ISBN: 9780912724690, $55

This landmark exhibition explores the colorful furniture of southeastern Pennsylvania along with the people who made, owned, inherited, and collected it. Featuring nearly 200 objects—including furniture, fraktur, needlework, and paintings—the show focuses on the culture and creativity of the area’s English- and German-speaking inhabitants. Paint, Pattern & People sheds new light on southeastern Pennsylvania’s highly distinctive local expressions of furniture and presents important objects for which the maker or family history is known. This well-documented furniture provides a new context to understand the objects as fully as possible and place them within specific locations. Although the exhibition is about furniture, it is not about dovetails and glue blocks but rather the people of the region who are the threads from which the story is woven. Thus the furniture in Paint, Pattern & People is the vehicle that transports us into the lives of our ancestors and leads to a greater understanding of our rich cultural heritage.

Due to William Penn’s policy of religious tolerance that attracted people of various faiths and ethnic backgrounds, Pennsylvania was the most culturally diverse of the thirteen colonies. Through the study of objects produced by this great mixed multitude, the extraordinary vibrance and variety of the region’s furniture comes into focus.

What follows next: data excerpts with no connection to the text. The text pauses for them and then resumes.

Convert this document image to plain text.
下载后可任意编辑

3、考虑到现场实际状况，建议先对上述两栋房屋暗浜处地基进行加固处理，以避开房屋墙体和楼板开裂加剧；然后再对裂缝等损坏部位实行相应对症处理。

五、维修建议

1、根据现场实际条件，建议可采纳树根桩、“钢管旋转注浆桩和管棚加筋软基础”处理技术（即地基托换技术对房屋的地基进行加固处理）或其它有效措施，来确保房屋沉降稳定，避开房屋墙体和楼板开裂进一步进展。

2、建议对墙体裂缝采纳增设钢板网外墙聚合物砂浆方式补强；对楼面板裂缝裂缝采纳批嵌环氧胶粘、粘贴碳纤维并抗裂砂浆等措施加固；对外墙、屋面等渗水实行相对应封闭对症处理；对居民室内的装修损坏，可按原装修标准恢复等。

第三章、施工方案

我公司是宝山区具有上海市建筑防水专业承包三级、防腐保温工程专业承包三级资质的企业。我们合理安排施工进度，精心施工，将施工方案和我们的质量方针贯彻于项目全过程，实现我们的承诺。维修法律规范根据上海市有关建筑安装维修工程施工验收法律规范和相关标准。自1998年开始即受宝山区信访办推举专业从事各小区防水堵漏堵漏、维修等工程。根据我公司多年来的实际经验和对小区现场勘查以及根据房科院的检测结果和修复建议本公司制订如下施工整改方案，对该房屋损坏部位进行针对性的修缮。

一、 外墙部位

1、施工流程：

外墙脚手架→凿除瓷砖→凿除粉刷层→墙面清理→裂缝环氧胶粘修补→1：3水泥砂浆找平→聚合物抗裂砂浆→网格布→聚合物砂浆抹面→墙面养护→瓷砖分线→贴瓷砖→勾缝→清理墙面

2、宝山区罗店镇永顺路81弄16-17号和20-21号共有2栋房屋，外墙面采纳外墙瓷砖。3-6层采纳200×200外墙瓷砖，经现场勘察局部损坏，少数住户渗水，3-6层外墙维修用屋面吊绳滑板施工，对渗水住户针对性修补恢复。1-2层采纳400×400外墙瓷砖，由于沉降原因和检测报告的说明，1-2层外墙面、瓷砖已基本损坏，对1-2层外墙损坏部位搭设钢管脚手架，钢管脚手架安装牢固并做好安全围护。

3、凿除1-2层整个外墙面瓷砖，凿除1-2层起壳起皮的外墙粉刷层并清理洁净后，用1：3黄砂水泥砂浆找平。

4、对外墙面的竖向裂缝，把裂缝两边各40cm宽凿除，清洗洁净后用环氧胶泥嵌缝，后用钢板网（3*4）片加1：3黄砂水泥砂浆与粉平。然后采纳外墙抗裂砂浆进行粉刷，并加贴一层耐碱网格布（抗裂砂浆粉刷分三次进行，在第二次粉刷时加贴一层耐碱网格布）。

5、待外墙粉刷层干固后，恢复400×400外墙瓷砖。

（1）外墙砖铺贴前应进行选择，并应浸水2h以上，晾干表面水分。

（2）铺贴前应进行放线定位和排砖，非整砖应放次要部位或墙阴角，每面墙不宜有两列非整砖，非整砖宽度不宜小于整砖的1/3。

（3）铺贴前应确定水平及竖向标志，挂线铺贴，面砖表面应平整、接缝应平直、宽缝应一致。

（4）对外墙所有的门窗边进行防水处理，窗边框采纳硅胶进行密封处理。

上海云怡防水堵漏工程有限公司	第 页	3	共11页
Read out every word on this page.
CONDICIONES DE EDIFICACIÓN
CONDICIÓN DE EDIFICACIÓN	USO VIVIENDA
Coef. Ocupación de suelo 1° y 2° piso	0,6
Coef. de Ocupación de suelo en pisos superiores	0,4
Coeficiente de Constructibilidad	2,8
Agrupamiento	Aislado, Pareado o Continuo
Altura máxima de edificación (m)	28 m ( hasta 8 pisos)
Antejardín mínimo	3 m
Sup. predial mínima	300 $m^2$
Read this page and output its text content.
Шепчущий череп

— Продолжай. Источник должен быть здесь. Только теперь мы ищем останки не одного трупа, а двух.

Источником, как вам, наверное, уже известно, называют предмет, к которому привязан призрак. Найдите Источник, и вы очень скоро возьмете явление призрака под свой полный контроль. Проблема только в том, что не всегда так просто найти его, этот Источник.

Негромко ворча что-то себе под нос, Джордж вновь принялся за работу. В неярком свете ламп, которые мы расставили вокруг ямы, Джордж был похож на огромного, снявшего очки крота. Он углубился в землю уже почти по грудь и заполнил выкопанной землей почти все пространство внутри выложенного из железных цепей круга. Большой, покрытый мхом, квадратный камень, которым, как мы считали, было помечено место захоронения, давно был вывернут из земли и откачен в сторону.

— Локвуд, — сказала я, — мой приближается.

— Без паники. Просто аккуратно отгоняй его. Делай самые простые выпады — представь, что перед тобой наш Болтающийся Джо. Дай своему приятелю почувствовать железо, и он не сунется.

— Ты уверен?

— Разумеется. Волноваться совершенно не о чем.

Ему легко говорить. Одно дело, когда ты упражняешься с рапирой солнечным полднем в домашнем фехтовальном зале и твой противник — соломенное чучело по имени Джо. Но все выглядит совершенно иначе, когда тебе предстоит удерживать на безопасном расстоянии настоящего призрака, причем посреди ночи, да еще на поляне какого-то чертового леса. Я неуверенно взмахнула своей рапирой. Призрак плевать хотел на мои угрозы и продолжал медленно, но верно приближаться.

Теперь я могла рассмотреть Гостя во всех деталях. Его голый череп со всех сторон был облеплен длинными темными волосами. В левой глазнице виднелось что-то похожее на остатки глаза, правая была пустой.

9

Ethnicity, religious affiliation, personal taste, socioeconomic status, and the skill of the craftsman all influenced local forms, ornamentation, and construction.

Examples of the stunning and diverse furniture highlighted in the exhibition include:
• A tall-case clock with unusual carved decoration of a pretzel and loaves of bread, made in 1745 for Lancaster baker and German immigrant Andreas Beierle.
• Chester County furniture inlaid with delicate line-and-berrymotifs, including the only known high chest of drawers and a recently discovered double-dome-top desk-and-bookcase, both featured for the first time in this exhibition.
• Furniture with inlaid decoration made of pure sulfur, a substance that when melted and poured into carved-out grooves creates a bright yellow inlay against the brown wood.
• A dynamic comparison of two of the finest known rococo high chests of drawers shown sideby-side, one made in Philadelphia and one in Lancaster.
• The earliest known examples of dated Pennsylvania German furniture: a tall-case clock and schrank with inlaid dates of 1740 and 1741, made by the same unknown craftsman.
• Seven rare blue-and-white delftware plates; one each from sets owned by Quaker families in Chester County; all are dated 1738 and bear the owners’ initials.
• One of fewer than ten known surviving Pennsylvania immigrant chests; this one retains its original shipping labels written in German script from 1737.
• Two extraordinary long rifles, including one of the finest Moravian-made firearms known featuring a carved griffin with inlaid beak and claws of horn.
• A Chester County tall-case clock still owned by descendants of the original owner along with two extremely rare letters sent to the client from the makers of both themovement and case.
• The work of mechanical genius and artisan John Fisher of York, including a tall-case clock that plays seven musical tunes and a painting of the Pennsylvania coat of arms made for the York County Courthouse in 1796.
• Important landscapes, trade signs, portraits, and paintings by noted Pennsylvania artists, including Benjamin West, Thomas Birch, Jacob Eichholtz, Jacob Maentel, John Archibald Woodside, Bass Otis, Edward Hicks, Thomas Hicks, and Charles Hofmann.
• A corpse tray from the Moravian settlement of Bethlehem; this unusual object relates to the Moravian practice of storing bodies of the deceased in a purpose-built corpse house for three days to ensure the person was really dead prior to burial.

The exhibition is accompanied by a full color, 304-page book published by Winterthur and distributed by the University of Pennsylvania Press. This publication is a significant contribution to the literature in the field, presenting new scholarship as well as never-before-illustrated furniture and related objects.